Mas ao passo que a longa jornada no autocarro passa e as pessoas começam a atravessar aquele emaranhado de ferros e botõezinhos que dizem stop, chegam finalmente à porta de saída, prontas para... sair. Este momento também tem as suas pequenas curiosidades. Devem todos pensar que este é mais um momento normal, ... não, num autocarro nem sequer existem momentos normais. A saída deveria ocorrer da seguinte forma: depois da partida da paragem antes do destino pretendido, carregar no stop (que faz um som semelhante a uma campainha e até é divertido de carregar) , em seguinda levantar-se ou não, dependendo da posição em que nos encontramos, sentados ou em pé, dirigir-se à porta de saída, esperar que a porta abra e finalmente abandonar o gracioso veículo.

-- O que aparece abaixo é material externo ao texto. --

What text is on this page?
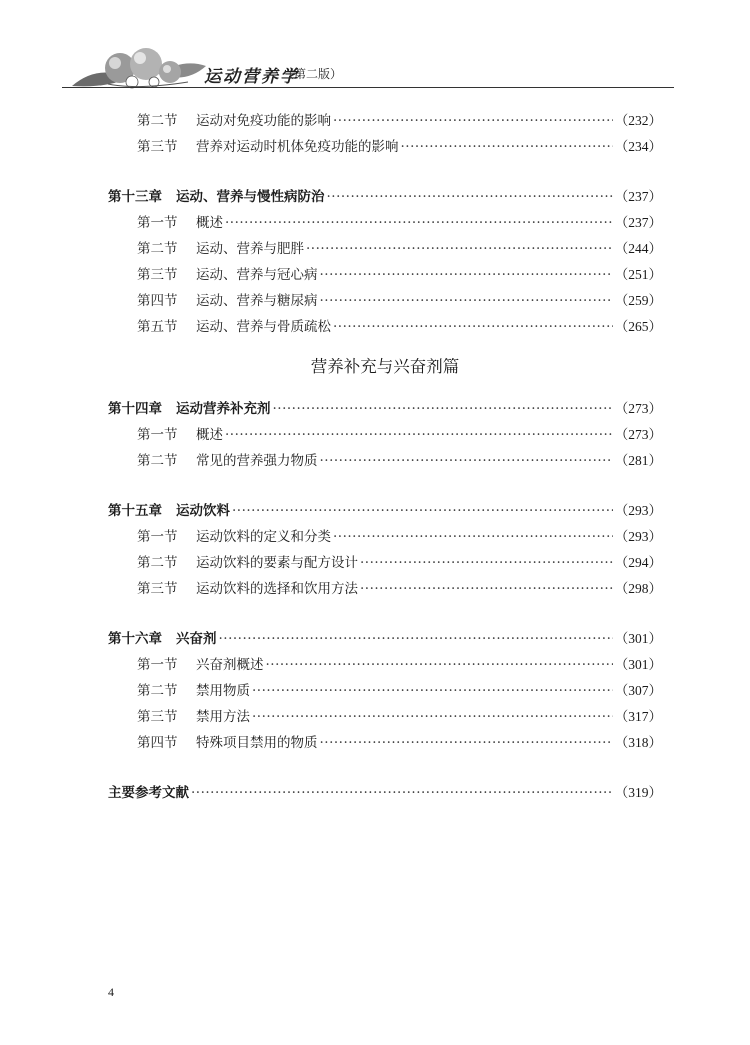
运动营养学
（第二版）
第二节 运动对免疫功能的影响 ·····	（232）
第三节 营养对运动时机体免疫功能的影响 ·····	（234）
第十三章 运动、营养与慢性病防治 ·····	（237）
第一节 概述 ·····	（237）
第二节 运动、营养与肥胖 ·····	（244）
第三节 运动、营养与冠心病 ·····	（251）
第四节 运动、营养与糖尿病 ·····	（259）
第五节 运动、营养与骨质疏松 ·····	（265）
营养补充与兴奋剂篇
第十四章 运动营养补充剂 ·····	（273）
第一节 概述 ·····	（273）
第二节 常见的营养强力物质 ·····	（281）
第十五章 运动饮料 ·····	（293）
第一节 运动饮料的定义和分类 ·····	（293）
第二节 运动饮料的要素与配方设计 ·····	（294）
第三节 运动饮料的选择和饮用方法 ·····	（298）
第十六章 兴奋剂 ·····	（301）
第一节 兴奋剂概述 ·····	（301）
第二节 禁用物质 ·····	（307）
第三节 禁用方法 ·····	（317）
第四节 特殊项目禁用的物质 ·····	（318）
主要参考文献 ·····	（319）
4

Nada disto acontece a algumas pessoas.
Primeiro: Em vez de se levantarem quando falta uma paragem para o destino, levantam-se quando faltam 3 ou 4. Nunca percebi o sentido disso, deve ser para terem tempo de sair, já que é um movimento um pouco complexo.
Segundo: Assim que se abre a porta, o primeiro que vai a sair grita “Só um momento!” para o motorista, para ele não fechar a porta. Eu diria que essa pessoa nunca correria o risco de ficar entalada na porta e não acredito que assim que o condutor abrisse a porta, a fechasse logo a seguir, só mesmo para entalar o primeiro que vai a sair.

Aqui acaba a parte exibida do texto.